Домнушка достала валек, каким раскатывают тесто а Пиотр Донович, несколько засмущавшись вдруг, строгим взглядом отослал покрасневшую спутницу на кухню, снял сурового полотна серый пиджак и распластался на диване... Стыдного-то, конечно, тут ничего нет, и унизительного, как ни говори, мало, но вот развалился плашмя, закатав по горло рубаху, и сразу вроде бы переменило человека: ни осанки прежней, благородной, ни ума особенного, ни разума складного – все куда-то подевалось, и старушонка эта егозливая и несколько насмешливая возвысилась над ним и обрела иное значенье. И это неожиданное возвышенье старой Домнушки над ним, доктором наук, именитым филологом, несколько смущало Баринова и унижало, но лишь до того начального мгновенья, пока бабка не погладила его живота шершавой скрипучей ладошкой. И все суетное откачнулось, и Баринов помимо своей воли словно бы впал в детство, и уже с особым вниманием наблюдал за лекарихой, испытывая при этом блаженное, редкое состояние покоя, которое приходит порой к человеку, как драгоценнейший дар... Сын мужика, уже смутно помнивший свое родство с землею, лежал перед Домной, и ей одного взгляда хватило, чтобы разглядеть и оплывший белый живот с коричневой изюминой круто завязанного пупка, и зыбкие рыхлые бока, приобретшие тот цвет увядания, изжелта-зеленоватый, который свойствен телу малоподвижному, и обвисшую, почти бабью, рыжеватую грудь. И ответно, покорно смотрел Пиотр Донович снизу, выкатив глаза, на пергаментные ручонки Домны, на седые кудерьки, выбившиеся из-под черного повойника на впалые виски, уже от одного лишь ожидания испытывая странное облегчение внутри себя.
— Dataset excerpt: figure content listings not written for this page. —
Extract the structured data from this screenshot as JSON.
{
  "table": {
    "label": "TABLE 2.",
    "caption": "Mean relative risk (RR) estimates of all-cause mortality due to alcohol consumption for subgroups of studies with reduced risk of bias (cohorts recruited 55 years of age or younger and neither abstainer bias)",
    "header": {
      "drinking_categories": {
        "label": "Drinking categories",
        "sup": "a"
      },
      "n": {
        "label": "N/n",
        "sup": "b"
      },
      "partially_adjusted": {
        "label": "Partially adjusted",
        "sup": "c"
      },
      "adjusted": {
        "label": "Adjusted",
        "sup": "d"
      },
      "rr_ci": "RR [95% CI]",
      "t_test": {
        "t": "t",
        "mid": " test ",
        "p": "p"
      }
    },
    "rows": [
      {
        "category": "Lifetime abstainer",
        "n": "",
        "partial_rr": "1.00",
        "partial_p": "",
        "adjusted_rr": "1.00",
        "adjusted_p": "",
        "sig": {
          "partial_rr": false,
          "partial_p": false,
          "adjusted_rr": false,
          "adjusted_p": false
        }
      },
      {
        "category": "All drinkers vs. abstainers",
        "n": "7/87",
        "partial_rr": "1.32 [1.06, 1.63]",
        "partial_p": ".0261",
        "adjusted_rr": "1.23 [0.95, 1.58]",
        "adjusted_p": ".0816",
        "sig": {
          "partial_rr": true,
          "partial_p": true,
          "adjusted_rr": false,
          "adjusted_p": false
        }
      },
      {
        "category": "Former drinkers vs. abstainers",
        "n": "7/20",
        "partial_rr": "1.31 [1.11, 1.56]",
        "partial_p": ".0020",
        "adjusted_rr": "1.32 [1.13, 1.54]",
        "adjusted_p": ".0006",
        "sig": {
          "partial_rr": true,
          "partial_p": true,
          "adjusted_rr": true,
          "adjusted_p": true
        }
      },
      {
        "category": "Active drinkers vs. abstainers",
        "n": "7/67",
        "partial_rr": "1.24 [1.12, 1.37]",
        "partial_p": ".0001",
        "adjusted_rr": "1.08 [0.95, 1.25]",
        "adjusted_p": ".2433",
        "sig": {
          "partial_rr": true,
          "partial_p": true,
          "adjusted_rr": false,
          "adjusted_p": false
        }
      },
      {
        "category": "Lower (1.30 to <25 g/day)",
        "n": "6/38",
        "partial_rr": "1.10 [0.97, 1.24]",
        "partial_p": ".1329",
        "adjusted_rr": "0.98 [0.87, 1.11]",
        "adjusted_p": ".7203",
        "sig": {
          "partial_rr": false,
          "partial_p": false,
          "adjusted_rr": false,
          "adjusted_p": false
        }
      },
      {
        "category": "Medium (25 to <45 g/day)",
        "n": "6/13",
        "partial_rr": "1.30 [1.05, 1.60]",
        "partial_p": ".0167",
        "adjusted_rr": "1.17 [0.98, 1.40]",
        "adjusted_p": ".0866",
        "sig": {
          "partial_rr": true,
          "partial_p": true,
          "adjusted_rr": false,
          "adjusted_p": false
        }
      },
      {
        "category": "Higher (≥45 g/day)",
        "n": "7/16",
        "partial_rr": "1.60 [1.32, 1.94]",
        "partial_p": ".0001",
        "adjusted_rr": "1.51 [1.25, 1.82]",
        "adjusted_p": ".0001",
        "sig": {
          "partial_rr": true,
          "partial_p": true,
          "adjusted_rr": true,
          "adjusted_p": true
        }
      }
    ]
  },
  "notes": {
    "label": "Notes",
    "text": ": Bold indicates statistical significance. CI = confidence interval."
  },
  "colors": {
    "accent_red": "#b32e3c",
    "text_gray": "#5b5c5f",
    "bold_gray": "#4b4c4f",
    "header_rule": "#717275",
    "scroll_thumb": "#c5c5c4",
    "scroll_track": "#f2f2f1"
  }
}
Домнушка скрипуче протерла скалку, свела губы в узелок и словно бы прицелилась к Баринову, отыскивая место, куда бы побольнее вонзить ее. А сама меж тем ворковала, смеялась мохнатыми глазками, похожими на две крохотные бусенки:
– У меня с той поры живот и не баливал, только с воспалением легких пять раз лежала. Ну и вот если понос прихватит, значит, пуп вниз уронен, вот и поднимаешь его вверх, собираешь живот в одно место. – Она щекотно гладила Баринова, шершавой ладошкой удивительно легко обегала каждую складку раздобревшего живота и расслабляла его: там, внутри, что-то сразу ожило, забродило, заворчало. – Вот так и вот эдак. Напряженье постоянное внутри, от него и тяжко. Мозоль-то эку срамну наростили, как на сносях. – Домнушка приставила скалку острым концом к пупу и стала подкручивать легонько, ввинчивать ее. – Екает? Не-е? Если живот хороший, должно в пупу екать. Должно быть, болит утроба, коли не екает.
– Ну конечно, болит.
– Ишь ты, миленький. Грыжи нет, пуп не сронен и поносом не ходишь? А болит?.. Гладить надо, в баньке править. Скажи жонке своей, пусть не поленится гладить. Да много жирного не ешь, да не надсажайся. С нерва, поди, тягость-то? Изводитесь все, рветесь на перекладных куда-то, спасу нет, на изгон летите, никого не замечая, нервы в мочало крутите, вот и мучает, вот катает вас, бедных. А куда рветесь, сердешные, к какому такому благу, что себя не щадите? Вот и сын у меня экий же. Вся душа в кулаке, вся на взводе. Чуть что не по ему – в крик...
– Суровый он у вас.
– Власть кою прямит, а кого и в сосульку. Народом ой нелегко совладать: сладкое разлижут, горькое расплюют. Раньше-то в работе вседневной надсажались, в поле иль на море, но, как минута выпадет свободная, тут и запоют, блаженные, так голос подымут, в такое удовольствие войдут, вот душа и ослабнет, надсада-то с нее и спадет. А если раскалить человека, да на таком жару держать, долго ли он выстоит?.. Пели раньше, ой пели. Плохо жилось, а пелось; нынче хорошо живется – да не поется... Я ведь сына сама выходила, от смерти спасла. Пришла в медпункт, а фельдшера говорят, сын ваш уж на холод вынесен, помер, говорят. Я ему грелку молока принесла на груди, чтобы не застыгло. Пала на колени, лью молоко-то, реву, а он тут и ожил, как из мертвых воскрес. И поверишь-нет: гляжу ныне на него – и не признаю порой. Мой ли сын, не чужого ли кого подняла из гроба, из смерти выманила? И порой так раздумаюсь, что страшно, ей-богу. Мое ли молодо в ем, мое ли-и?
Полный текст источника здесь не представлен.